La nuit du 18. au 19. les Ennemis ouvrirent la tranchée devant les Forts Saint Joseph, & Picard, qui leur firent un tres-grand feu de mousqueterie, & les empêcherent de pousser les travaux aussi loin qu’ils se l’étoient proposé.

La nuit du 19 au 20. ils les continuerent, & pendant tout le jour ils firent monter vingt mortiers à bombes, qui commencerent à bombarder lesdits Forts à cinq heures du soir & pendant toute la nuit du vingt au vingt un.

La même nuit du vingt, ils placerent en batterie dix-huit pieces de canon, dont la moitié battoit le Fort Joseph, & l’autre le Fort Picard & le Fort Rouge, pour en raser les communications & les deffenses ; ils avoient encore posté la même nuit une batterie de 24. pieces de canon sur la hauteur du costé de la Sarte, dont six pieces battoient le Fort Joseph par son flanc, & les dix huit autres, le Chasteau du costé de la Ville, dans l’angle du grand Magasin aux poudres.

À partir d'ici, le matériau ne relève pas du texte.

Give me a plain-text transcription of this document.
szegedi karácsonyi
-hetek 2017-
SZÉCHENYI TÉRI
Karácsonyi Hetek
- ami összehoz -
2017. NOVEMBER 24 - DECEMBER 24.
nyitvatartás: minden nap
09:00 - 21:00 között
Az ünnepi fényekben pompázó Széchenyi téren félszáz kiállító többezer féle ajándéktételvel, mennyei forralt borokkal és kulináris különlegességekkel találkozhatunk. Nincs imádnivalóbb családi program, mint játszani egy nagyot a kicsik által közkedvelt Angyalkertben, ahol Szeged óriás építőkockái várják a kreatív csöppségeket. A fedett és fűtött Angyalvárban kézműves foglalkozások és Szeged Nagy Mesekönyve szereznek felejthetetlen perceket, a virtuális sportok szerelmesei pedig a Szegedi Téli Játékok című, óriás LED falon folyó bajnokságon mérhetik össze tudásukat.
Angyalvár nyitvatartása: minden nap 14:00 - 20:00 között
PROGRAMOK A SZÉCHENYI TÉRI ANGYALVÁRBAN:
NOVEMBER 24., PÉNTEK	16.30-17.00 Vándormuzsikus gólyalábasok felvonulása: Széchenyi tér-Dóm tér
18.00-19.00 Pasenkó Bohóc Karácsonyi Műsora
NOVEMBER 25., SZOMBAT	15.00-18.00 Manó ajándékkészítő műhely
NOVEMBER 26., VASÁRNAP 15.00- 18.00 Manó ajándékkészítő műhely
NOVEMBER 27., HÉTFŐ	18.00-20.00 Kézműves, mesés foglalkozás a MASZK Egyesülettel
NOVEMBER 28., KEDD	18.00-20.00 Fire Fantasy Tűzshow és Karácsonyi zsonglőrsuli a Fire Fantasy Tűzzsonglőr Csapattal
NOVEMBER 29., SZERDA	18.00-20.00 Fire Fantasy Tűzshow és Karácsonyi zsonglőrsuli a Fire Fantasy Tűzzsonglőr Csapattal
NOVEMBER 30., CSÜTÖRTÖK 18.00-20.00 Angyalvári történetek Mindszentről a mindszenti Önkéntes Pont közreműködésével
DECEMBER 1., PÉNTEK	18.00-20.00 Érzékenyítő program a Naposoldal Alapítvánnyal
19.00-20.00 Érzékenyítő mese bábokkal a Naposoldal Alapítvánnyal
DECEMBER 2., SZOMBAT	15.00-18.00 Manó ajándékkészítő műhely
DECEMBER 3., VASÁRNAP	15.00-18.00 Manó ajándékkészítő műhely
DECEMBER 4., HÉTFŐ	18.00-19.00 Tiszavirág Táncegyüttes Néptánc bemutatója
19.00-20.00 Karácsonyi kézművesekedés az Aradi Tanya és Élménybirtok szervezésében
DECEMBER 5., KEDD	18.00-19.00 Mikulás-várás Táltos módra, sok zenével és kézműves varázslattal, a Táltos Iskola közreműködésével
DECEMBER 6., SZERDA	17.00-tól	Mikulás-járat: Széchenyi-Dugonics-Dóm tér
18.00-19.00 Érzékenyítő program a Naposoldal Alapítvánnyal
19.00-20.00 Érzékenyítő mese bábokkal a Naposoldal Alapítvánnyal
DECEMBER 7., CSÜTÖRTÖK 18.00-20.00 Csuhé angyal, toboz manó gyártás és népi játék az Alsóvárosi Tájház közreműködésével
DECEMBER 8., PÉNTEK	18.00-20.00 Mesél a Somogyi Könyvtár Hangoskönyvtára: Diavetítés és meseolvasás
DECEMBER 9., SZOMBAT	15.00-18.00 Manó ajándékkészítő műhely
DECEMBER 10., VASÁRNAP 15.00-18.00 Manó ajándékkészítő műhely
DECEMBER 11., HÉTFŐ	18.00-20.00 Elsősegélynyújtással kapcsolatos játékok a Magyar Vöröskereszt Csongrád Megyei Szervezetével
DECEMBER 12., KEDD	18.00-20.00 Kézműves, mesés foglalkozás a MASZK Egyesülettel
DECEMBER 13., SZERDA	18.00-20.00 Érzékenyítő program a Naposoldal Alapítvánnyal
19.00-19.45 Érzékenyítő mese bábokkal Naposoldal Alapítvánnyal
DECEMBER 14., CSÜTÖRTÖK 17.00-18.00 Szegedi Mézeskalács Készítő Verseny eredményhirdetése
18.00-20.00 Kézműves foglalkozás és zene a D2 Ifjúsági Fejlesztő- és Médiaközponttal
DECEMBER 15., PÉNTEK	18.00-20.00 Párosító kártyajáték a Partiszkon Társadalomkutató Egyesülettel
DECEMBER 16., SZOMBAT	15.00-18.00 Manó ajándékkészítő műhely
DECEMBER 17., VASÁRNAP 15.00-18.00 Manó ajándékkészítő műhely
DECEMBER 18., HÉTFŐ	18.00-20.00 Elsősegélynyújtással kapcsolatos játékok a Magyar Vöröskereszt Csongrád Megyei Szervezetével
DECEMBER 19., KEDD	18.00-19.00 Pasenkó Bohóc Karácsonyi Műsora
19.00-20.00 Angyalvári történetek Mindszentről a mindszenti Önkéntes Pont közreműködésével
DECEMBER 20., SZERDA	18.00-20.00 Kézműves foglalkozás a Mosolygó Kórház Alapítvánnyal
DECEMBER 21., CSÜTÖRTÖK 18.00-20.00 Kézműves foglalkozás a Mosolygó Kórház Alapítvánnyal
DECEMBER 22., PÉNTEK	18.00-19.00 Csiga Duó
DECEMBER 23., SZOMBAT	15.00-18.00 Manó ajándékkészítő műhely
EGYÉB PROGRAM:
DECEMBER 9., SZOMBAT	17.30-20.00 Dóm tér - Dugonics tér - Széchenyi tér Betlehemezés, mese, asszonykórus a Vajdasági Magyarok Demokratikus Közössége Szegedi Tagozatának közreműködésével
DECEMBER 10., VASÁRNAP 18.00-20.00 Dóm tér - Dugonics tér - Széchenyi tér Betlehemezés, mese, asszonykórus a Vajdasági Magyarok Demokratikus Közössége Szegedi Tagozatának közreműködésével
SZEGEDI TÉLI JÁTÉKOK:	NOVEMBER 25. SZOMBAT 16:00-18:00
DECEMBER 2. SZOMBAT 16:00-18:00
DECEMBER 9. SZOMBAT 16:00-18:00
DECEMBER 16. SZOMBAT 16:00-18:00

La nuit du 21. au 22. ils posterent une batterie sur les mêmes hauteurs du costé de la Sarte de la Porte Saint Denis, & du Convent des Croisiers, vingt huit pieces de canon ; ainsi la journée du 22. il se trouva que le Chasteau fut battu par quarante-six pieces de canon, en s’attachant au grand Magasin & à une partie de la courtine ; au premier, dans l’esperance d’endommager les poudres qui y estoient auparavant ; mais que l’on avoit eu la précaution de transporter dans un autre lieu ; à la seconde, pour y former la bréche.

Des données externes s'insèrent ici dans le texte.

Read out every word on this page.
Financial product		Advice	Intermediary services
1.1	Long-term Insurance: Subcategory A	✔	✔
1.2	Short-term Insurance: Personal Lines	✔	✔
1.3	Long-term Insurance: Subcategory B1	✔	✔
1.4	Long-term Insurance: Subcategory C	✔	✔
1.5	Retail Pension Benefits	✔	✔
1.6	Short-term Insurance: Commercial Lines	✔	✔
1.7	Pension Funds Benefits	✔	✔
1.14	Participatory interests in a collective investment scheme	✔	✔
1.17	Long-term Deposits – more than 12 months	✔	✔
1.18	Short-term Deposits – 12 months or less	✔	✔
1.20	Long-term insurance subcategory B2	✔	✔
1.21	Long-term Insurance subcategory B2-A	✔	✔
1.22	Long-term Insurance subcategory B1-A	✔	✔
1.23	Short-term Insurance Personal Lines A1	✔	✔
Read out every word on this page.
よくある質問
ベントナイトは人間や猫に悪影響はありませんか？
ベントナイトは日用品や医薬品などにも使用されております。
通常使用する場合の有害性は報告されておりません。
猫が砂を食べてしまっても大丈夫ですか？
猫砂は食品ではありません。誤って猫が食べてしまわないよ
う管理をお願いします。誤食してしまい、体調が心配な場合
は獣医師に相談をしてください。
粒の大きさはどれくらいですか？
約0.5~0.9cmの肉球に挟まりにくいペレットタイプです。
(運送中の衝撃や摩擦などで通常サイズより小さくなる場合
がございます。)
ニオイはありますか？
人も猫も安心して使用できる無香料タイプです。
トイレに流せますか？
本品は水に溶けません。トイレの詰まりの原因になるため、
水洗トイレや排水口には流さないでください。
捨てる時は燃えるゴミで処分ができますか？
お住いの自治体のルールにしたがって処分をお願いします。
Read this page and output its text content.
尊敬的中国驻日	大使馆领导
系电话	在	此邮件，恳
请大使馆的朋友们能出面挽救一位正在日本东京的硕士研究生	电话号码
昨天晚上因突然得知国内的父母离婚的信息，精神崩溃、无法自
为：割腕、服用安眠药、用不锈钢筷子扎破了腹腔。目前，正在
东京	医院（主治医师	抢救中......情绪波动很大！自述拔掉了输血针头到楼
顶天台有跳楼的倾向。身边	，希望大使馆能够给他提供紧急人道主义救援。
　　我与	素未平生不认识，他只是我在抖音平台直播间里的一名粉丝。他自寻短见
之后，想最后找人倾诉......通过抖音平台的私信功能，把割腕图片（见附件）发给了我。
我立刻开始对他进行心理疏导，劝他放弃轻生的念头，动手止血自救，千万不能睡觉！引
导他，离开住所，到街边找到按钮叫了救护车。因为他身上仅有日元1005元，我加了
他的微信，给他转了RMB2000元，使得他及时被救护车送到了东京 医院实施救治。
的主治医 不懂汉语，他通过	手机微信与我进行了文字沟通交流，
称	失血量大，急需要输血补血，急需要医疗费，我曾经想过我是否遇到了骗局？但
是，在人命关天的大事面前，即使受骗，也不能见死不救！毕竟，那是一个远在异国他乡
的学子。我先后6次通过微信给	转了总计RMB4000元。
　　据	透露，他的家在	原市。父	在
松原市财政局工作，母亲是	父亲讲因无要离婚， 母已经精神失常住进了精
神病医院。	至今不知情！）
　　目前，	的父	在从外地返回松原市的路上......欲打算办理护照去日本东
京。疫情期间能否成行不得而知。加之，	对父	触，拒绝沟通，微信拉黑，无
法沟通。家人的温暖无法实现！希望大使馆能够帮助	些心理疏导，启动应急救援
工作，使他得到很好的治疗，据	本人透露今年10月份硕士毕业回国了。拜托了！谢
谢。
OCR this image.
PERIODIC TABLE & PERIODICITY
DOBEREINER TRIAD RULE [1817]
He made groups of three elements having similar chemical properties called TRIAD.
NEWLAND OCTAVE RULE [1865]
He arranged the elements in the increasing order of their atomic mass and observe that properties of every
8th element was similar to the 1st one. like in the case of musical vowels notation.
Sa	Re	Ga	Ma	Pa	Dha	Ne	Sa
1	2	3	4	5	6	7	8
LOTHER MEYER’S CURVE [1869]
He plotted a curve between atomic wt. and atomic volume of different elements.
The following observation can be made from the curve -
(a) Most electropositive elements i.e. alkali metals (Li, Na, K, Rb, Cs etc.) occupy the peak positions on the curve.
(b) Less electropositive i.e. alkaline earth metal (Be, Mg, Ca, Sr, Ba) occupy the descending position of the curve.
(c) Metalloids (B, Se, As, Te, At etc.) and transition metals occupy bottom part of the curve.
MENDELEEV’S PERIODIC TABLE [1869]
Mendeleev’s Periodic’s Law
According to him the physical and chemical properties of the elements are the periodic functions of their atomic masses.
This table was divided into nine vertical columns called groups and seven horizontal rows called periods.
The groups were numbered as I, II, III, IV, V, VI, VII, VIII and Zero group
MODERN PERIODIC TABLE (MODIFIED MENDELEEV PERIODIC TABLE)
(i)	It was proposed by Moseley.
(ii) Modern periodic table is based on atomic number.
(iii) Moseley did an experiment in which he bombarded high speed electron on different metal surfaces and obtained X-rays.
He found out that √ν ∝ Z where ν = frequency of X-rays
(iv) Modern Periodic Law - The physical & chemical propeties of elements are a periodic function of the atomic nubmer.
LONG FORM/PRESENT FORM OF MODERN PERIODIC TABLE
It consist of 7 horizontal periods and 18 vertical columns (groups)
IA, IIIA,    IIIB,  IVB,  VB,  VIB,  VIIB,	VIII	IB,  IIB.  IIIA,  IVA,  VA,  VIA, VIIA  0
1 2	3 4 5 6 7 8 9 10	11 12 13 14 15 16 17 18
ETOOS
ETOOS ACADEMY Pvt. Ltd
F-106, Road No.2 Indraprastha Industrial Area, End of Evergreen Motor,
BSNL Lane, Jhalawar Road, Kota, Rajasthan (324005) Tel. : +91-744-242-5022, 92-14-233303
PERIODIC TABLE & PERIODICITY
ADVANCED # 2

Ils continuerent le 23. & le 24. à nous battre toute cette partie, avec un plus grand feu d’Artillerie, qui fut augmenté par la Capitulation du Fort Saint Joseph ; celuy qui y commandoit ayant esté obligé à la proposer, elle fut aux conditions qu’ils sortiroient armes & bagages, tambour battant, méche allumée, pour se rendre une heure aprés dans le Chasteau ; mais Mr de Milon ne jugea par à propos d’en augmenter la Garnison, se reservant à y recevoir celles des Forts Picard & Rouge, lorsqu’elles seroient obligées de se retirer par la communication de la Tour Tard-avisée. Le Milord Marlbouroug fit sommer Mr de Milon de recevoir la Garnison du Fort Saint Joseph, à faute dequoy il luy declaroit la retenir prisonniere de guerre. Mr de Milon luy répondit : que la Garnison du Fort Saint Joseph avoit dû faire sa capitulation separément, n’ayant aucune communication avec le Chasteau pour y pouvoir entrer ; & qu’il estoit un trop galant homme pour ne luy pas accorder une capitulation aprés la luy avoir promise.

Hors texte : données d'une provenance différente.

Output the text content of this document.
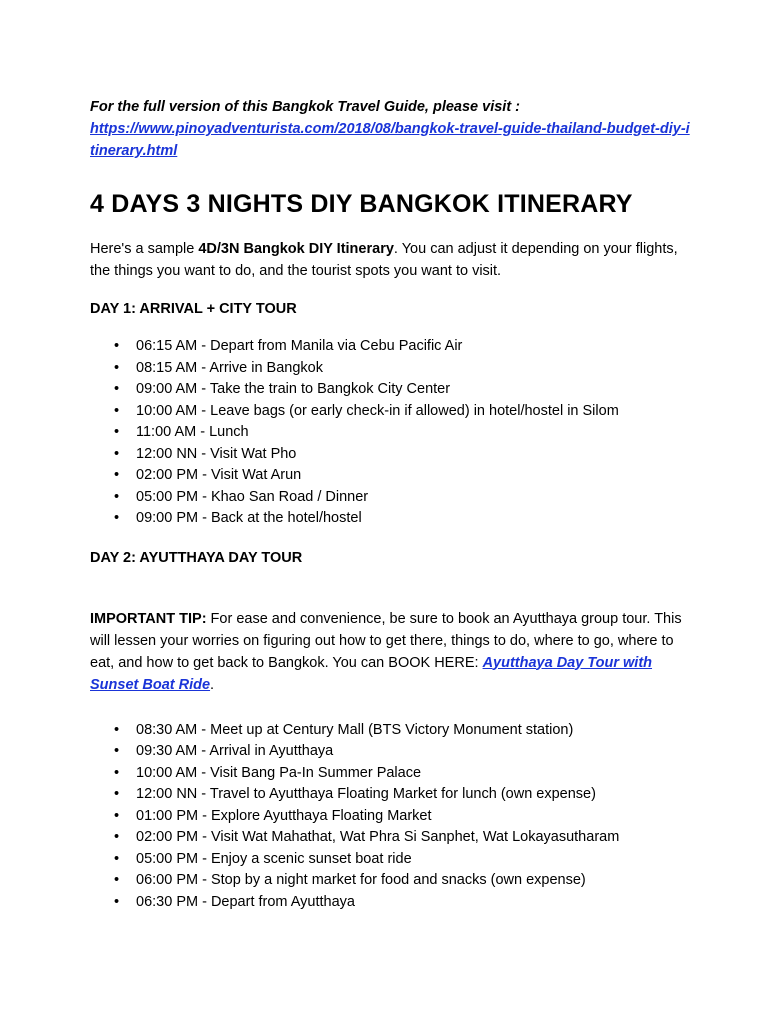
For the full version of this Bangkok Travel Guide, please visit :
https://www.pinoyadventurista.com/2018/08/bangkok-travel-guide-thailand-budget-diy-itinerary.html

4 DAYS 3 NIGHTS DIY BANGKOK ITINERARY

Here's a sample 4D/3N Bangkok DIY Itinerary. You can adjust it depending on your flights, the things you want to do, and the tourist spots you want to visit.

DAY 1: ARRIVAL + CITY TOUR

• 06:15 AM - Depart from Manila via Cebu Pacific Air
• 08:15 AM - Arrive in Bangkok
• 09:00 AM - Take the train to Bangkok City Center
• 10:00 AM - Leave bags (or early check-in if allowed) in hotel/hostel in Silom
• 11:00 AM - Lunch
• 12:00 NN - Visit Wat Pho
• 02:00 PM - Visit Wat Arun
• 05:00 PM - Khao San Road / Dinner
• 09:00 PM - Back at the hotel/hostel

DAY 2: AYUTTHAYA DAY TOUR

IMPORTANT TIP: For ease and convenience, be sure to book an Ayutthaya group tour. This will lessen your worries on figuring out how to get there, things to do, where to go, where to eat, and how to get back to Bangkok. You can BOOK HERE: Ayutthaya Day Tour with Sunset Boat Ride.

• 08:30 AM - Meet up at Century Mall (BTS Victory Monument station)
• 09:30 AM - Arrival in Ayutthaya
• 10:00 AM - Visit Bang Pa-In Summer Palace
• 12:00 NN - Travel to Ayutthaya Floating Market for lunch (own expense)
• 01:00 PM - Explore Ayutthaya Floating Market
• 02:00 PM - Visit Wat Mahathat, Wat Phra Si Sanphet, Wat Lokayasutharam
• 05:00 PM - Enjoy a scenic sunset boat ride
• 06:00 PM - Stop by a night market for food and snacks (own expense)
• 06:30 PM - Depart from Ayutthaya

Le 23. au soir les Garnisons des Forts Picard & Rouge rentrerent au Chasteau, leurs deffenses estant absolument ruinées, les bréches estant faites en beaucoup d’endroits & les ennemis estant disposez à les attaquer.

Le 24. au soir les ennemis voyant le progrés que leur batterie avoit fait sur le Château, firent venir trente Compagnies de Grenadiers dans la Ville, avec dix Regimens d’Infanterie de plusieurs nations, un amas de fascines dans les places & carrefours, & un nombre considerable d’échelles.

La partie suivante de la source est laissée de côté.